An all-time classic in the annals of American culture clashes. Entrenched Ivory Tower academics love the firearms, baby!
Like Karl says, noting the double-entendre potential of the pistol, she’s killing two storylines here with one stone. Or is she?
Elena Kagan said as a U.S. Supreme Court law clerk in 1987 that she was “not sympathetic” toward a man who contended that his constitutional rights were violated when he was convicted for carrying an unlicensed pistol.
Kagan, whom President Barack Obama nominated to the high court this week, made the comment to Justice Thurgood Marshall, urging him in a one-paragraph memo to vote against hearing the District of Columbia man’s appeal.
The man’s “sole contention is that the District of Columbia’s firearms statutes violate his constitutional right to ‘keep and bear arms,’” Kagan wrote. “I’m not sympathetic.”

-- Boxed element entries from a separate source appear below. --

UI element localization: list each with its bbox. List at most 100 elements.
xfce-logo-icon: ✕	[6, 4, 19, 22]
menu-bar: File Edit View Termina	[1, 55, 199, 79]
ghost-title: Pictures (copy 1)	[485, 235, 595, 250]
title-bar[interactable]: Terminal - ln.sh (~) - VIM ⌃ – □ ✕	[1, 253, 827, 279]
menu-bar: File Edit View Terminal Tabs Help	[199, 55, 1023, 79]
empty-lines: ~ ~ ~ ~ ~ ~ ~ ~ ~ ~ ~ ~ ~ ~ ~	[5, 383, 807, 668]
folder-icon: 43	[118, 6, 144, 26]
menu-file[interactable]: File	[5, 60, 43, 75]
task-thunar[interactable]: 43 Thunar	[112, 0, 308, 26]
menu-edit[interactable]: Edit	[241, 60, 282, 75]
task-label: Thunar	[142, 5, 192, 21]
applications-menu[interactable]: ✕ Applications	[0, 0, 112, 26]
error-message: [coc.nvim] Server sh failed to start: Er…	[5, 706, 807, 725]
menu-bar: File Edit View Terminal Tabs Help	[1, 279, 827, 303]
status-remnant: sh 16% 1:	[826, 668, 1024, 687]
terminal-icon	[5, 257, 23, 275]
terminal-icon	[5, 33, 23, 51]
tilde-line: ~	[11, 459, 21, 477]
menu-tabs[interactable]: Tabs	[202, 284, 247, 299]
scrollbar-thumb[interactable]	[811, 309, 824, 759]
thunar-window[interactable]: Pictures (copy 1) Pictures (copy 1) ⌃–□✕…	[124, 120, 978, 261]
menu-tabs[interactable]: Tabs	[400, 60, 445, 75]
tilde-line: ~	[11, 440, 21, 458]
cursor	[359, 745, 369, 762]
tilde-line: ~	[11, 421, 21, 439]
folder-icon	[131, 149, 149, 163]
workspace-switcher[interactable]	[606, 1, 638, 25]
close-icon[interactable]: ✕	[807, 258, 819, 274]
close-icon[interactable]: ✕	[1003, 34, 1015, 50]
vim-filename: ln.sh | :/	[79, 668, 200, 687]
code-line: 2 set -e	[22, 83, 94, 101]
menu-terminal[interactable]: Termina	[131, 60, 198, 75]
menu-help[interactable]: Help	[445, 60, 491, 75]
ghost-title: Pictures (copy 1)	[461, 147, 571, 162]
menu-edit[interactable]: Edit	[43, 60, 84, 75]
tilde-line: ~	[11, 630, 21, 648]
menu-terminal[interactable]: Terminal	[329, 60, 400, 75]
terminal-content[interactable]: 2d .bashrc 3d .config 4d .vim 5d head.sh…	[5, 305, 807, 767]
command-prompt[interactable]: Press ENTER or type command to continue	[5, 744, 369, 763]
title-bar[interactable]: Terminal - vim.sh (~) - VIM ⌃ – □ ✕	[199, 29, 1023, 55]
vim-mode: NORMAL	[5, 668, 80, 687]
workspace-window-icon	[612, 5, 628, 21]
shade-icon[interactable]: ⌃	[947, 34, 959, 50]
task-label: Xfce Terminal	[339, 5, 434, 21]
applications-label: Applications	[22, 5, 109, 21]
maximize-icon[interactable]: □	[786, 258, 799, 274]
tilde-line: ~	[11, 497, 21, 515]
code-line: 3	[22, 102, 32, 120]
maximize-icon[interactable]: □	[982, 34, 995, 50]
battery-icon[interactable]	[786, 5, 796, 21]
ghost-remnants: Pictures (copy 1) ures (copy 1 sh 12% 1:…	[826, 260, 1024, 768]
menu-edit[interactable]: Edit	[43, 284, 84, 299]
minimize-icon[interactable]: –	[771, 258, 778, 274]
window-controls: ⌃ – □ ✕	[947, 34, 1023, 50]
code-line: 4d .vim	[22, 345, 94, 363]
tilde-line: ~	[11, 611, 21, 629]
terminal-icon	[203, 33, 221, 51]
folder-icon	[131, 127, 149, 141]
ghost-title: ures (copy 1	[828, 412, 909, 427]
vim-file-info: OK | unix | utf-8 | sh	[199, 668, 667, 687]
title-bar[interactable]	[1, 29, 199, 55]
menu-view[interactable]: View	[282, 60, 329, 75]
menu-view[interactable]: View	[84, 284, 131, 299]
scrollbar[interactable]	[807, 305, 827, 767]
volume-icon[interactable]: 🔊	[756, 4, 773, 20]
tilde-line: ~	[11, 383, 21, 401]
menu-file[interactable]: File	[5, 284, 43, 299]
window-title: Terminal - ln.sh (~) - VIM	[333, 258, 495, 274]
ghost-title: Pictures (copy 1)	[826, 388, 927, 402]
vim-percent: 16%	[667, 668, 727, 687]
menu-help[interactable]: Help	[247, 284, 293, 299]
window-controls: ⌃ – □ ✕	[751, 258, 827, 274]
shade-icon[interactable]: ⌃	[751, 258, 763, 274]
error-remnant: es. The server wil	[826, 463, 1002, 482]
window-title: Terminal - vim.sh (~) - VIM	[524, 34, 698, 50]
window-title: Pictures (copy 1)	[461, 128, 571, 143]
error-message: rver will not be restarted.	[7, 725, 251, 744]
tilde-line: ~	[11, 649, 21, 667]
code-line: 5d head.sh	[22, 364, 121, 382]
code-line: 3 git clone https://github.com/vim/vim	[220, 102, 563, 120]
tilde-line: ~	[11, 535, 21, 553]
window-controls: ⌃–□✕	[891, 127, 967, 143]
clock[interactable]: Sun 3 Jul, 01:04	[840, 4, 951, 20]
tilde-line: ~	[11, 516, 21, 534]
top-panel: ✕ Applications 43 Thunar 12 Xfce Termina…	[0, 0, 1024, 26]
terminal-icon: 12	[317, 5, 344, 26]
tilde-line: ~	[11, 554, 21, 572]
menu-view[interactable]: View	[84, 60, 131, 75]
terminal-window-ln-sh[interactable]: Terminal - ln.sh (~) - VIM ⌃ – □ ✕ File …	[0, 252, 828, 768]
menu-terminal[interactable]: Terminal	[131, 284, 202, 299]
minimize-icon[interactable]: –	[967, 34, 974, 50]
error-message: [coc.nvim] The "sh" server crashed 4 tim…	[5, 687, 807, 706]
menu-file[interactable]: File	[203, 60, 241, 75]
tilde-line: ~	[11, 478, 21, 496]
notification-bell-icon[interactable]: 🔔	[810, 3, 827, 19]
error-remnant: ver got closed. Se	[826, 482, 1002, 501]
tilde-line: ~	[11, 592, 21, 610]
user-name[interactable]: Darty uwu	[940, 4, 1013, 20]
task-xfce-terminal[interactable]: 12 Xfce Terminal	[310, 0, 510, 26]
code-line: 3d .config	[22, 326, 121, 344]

That tidbit’s currently headlining on Drudge, along with her more recent outrageously outrageous declaration as Solicitor General that the Second Amendment “provides strong although not unlimited protection against governmental regulation.” Just one problem: She’s right. None other than Antonin Scalia, writing for the majority in the Heller decision, emphasized that “nothing in our opinion should be taken to cast doubt on longstanding prohibitions on the possession of firearms by felons and the mentally ill, or laws forbidding the carrying of firearms in sensitive places such as schools and government buildings,” etc, and that “[l]ike most rights, the right secured by the Second Amendment is not unlimited.”
That’s also why, like Ace, I’m not hyperventilating over the fact that she views the First Amendment as a balancing test between “the value of the speech against its societal costs.” She got ripped by the Supreme Court for arguing that, but I don’t know why: It is a de facto balancing test under existing precedent, with child porn, obscenity, “fighting words,” defamation, and a few other types of speech all deemed unprotected because they’re too harmful to society. The grilling at the hearings should zero in on how she does her “balancing,” not the fact that she’s doing it in the first place. After all, as Ace noted yesterday, even Sam Alito concluded that “crush” fetish videos should be bannable when he weighed the First Amendment pros and cons on his intellectual scale. Exit question for the nominee: How do you feel about “hate speech”?